Viele waren ja der Auffassung, das Within Temptation (ich werde sie im laufe der rezension nur WT nennen) Evanesence kopieren bzw nacheifern würden, was sich nach der ersten Singel auch ein bischen bei mir breitmachte. Bevor man sowas aber denkt, sollte man sich mal klarmachen, oder die Frage stellen, wiso man das denkt, nur wegen der rockigen Gitarren, dem Männergesang in dem Song? das haben viele Bands, auch wenn ich zugeben muss, das der Song schon recht klar in Richtung Mainstream geht, aber das spielt nicht wirklich eine Rolle, solange es gut ist.

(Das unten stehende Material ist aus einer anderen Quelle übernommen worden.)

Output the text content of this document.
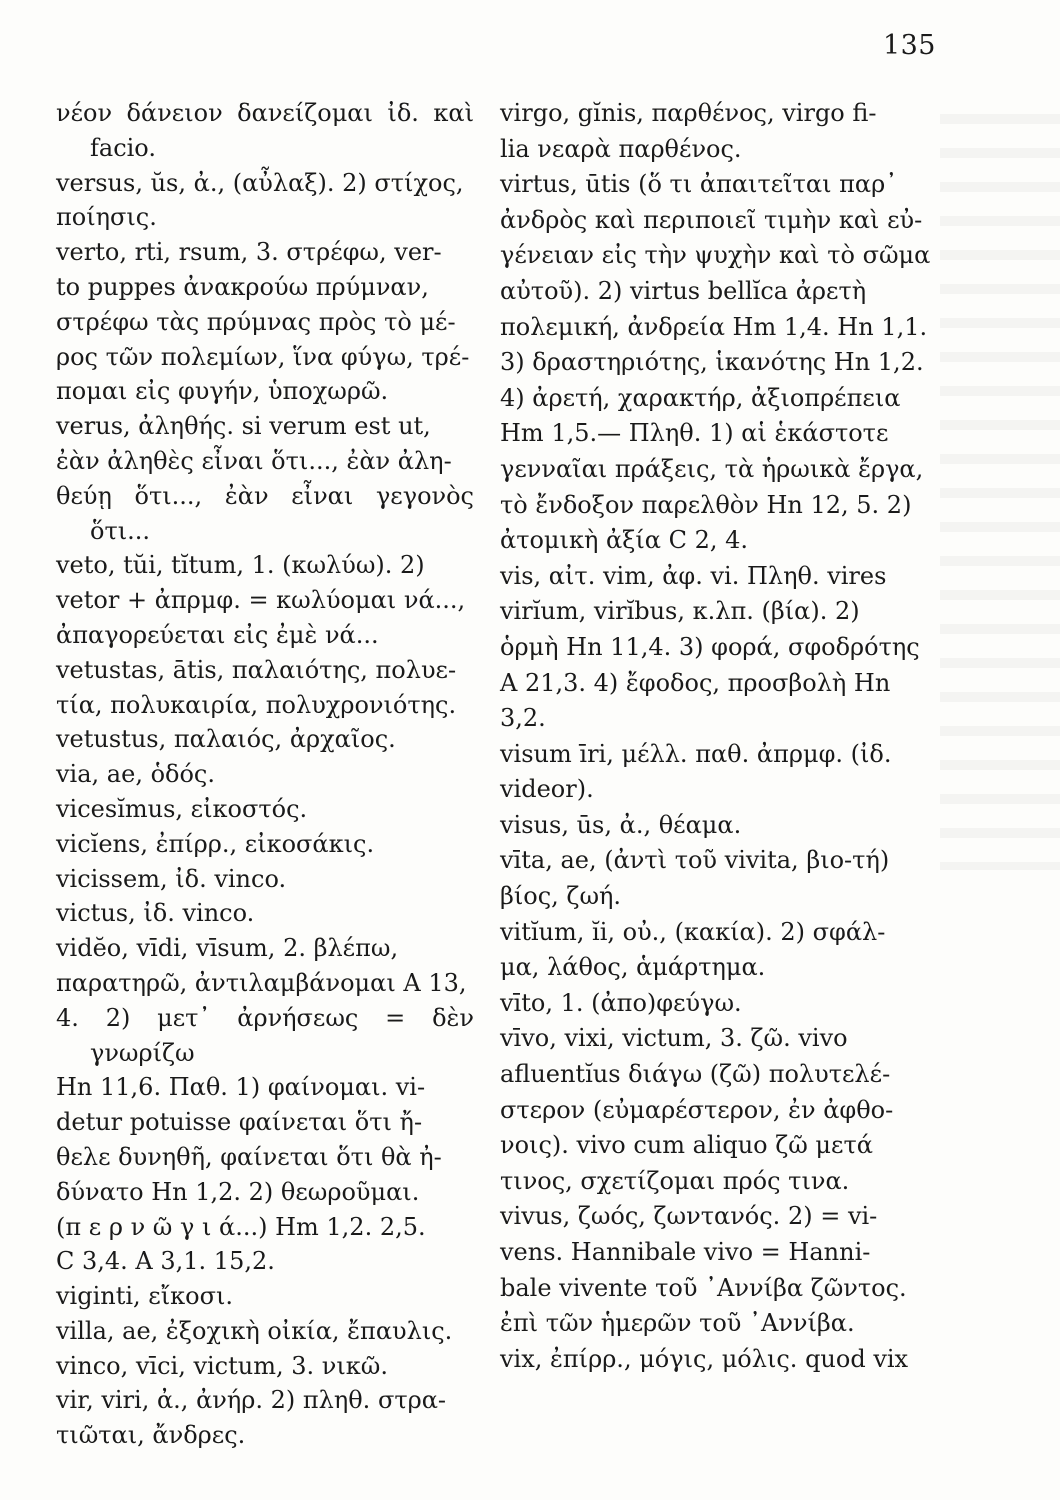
135
νέον δάνειον δανείζομαι ἰδ. καὶ facio.
versus, ŭs, ἀ., (αὖλαξ). 2) στίχος,
ποίησις.
verto, rti, rsum, 3. στρέφω, ver-
to puppes ἀνακρούω πρύμναν,
στρέφω τὰς πρύμνας πρὸς τὸ μέ-
ρος τῶν πολεμίων, ἵνα φύγω, τρέ-
πομαι εἰς φυγήν, ὑποχωρῶ.
verus, ἀληθής. si verum est ut,
ἐὰν ἀληθὲς εἶναι ὅτι..., ἐὰν ἀλη-
θεύῃ ὅτι..., ἐὰν εἶναι γεγονὸς ὅτι...
veto, tŭi, tĭtum, 1. (κωλύω). 2)
vetor + ἀπρμφ. = κωλύομαι νά...,
ἀπαγορεύεται εἰς ἐμὲ νά...
vetustas, ātis, παλαιότης, πολυε-
τία, πολυκαιρία, πολυχρονιότης.
vetustus, παλαιός, ἀρχαῖος.
via, ae, ὁδός.
vicesĭmus, εἰκοστός.
vicĭens, ἐπίρρ., εἰκοσάκις.
vicissem, ἰδ. vinco.
victus, ἰδ. vinco.
vidĕo, vīdi, vīsum, 2. βλέπω,
παρατηρῶ, ἀντιλαμβάνομαι Α 13,
4. 2) μετ᾽ ἀρνήσεως = δὲν γνωρίζω
Hn 11,6. Παθ. 1) φαίνομαι. vi-
detur potuisse φαίνεται ὅτι ἤ-
θελε δυνηθῆ, φαίνεται ὅτι θὰ ἠ-
δύνατο Hn 1,2. 2) θεωροῦμαι.
(π ε ρ ν ῶ γ ι ά...) Hm 1,2. 2,5.
C 3,4. A 3,1. 15,2.
viginti, εἴκοσι.
villa, ae, ἐξοχικὴ οἰκία, ἔπαυλις.
vinco, vīci, victum, 3. νικῶ.
vir, viri, ἀ., ἀνήρ. 2) πληθ. στρα-
τιῶται, ἄνδρες.
virgo, gĭnis, παρθένος, virgo fi-
lia νεαρὰ παρθένος.
virtus, ūtis (ὅ τι ἀπαιτεῖται παρ᾽
ἀνδρὸς καὶ περιποιεῖ τιμὴν καὶ εὐ-
γένειαν εἰς τὴν ψυχὴν καὶ τὸ σῶμα
αὐτοῦ). 2) virtus bellĭca ἀρετὴ
πολεμική, ἀνδρεία Hm 1,4. Hn 1,1.
3) δραστηριότης, ἱκανότης Hn 1,2.
4) ἀρετή, χαρακτήρ, ἀξιοπρέπεια
Hm 1,5.— Πληθ. 1) αἱ ἑκάστοτε
γενναῖαι πράξεις, τὰ ἡρωικὰ ἔργα,
τὸ ἔνδοξον παρελθὸν Hn 12, 5. 2)
ἀτομικὴ ἀξία C 2, 4.
vis, αἰτ. vim, ἀφ. vi. Πληθ. vires
virĭum, virĭbus, κ.λπ. (βία). 2)
ὁρμὴ Hn 11,4. 3) φορά, σφοδρότης
A 21,3. 4) ἔφοδος, προσβολὴ Hn
3,2.
visum īri, μέλλ. παθ. ἀπρμφ. (ἰδ.
videor).
visus, ūs, ἀ., θέαμα.
vīta, ae, (ἀντὶ τοῦ vivita, βιο-τή)
βίος, ζωή.
vitĭum, ĭi, οὐ., (κακία). 2) σφάλ-
μα, λάθος, ἁμάρτημα.
vīto, 1. (ἀπο)φεύγω.
vīvo, vixi, victum, 3. ζῶ. vivo
afluentĭus διάγω (ζῶ) πολυτελέ-
στερον (εὐμαρέστερον, ἐν ἀφθο-
νοις). vivo cum aliquo ζῶ μετά
τινος, σχετίζομαι πρός τινα.
vivus, ζωός, ζωντανός. 2) = vi-
vens. Hannibale vivo = Hanni-
bale vivente τοῦ ᾿Αννίβα ζῶντος.
ἐπὶ τῶν ἡμερῶν τοῦ ᾿Αννίβα.
vix, ἐπίρρ., μόγις, μόλις. quod vix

und das ist es, in meinen Ohren

Das Album beginnt erst ruhig mit the howling, aber ziemlich schnell wird klar, das hier Power gezeigt werden will, man will zeigen, WT kann rocken, und sind wir mal ehrlich, einige haben daran gezweifelt, denn seit ihrem Debüt Enter, waren es eher die ruhigen Töne, die die Band ausgemacht und erfolgreich gemacht haben. Umsomehr freut mich das so ein düsterer, rockiger und auch mal mit einer "anderen" Sharon versehner Song (The heart of everything) vorhanden ist, der mich von der Musik her, doch an den Erstling erinnert.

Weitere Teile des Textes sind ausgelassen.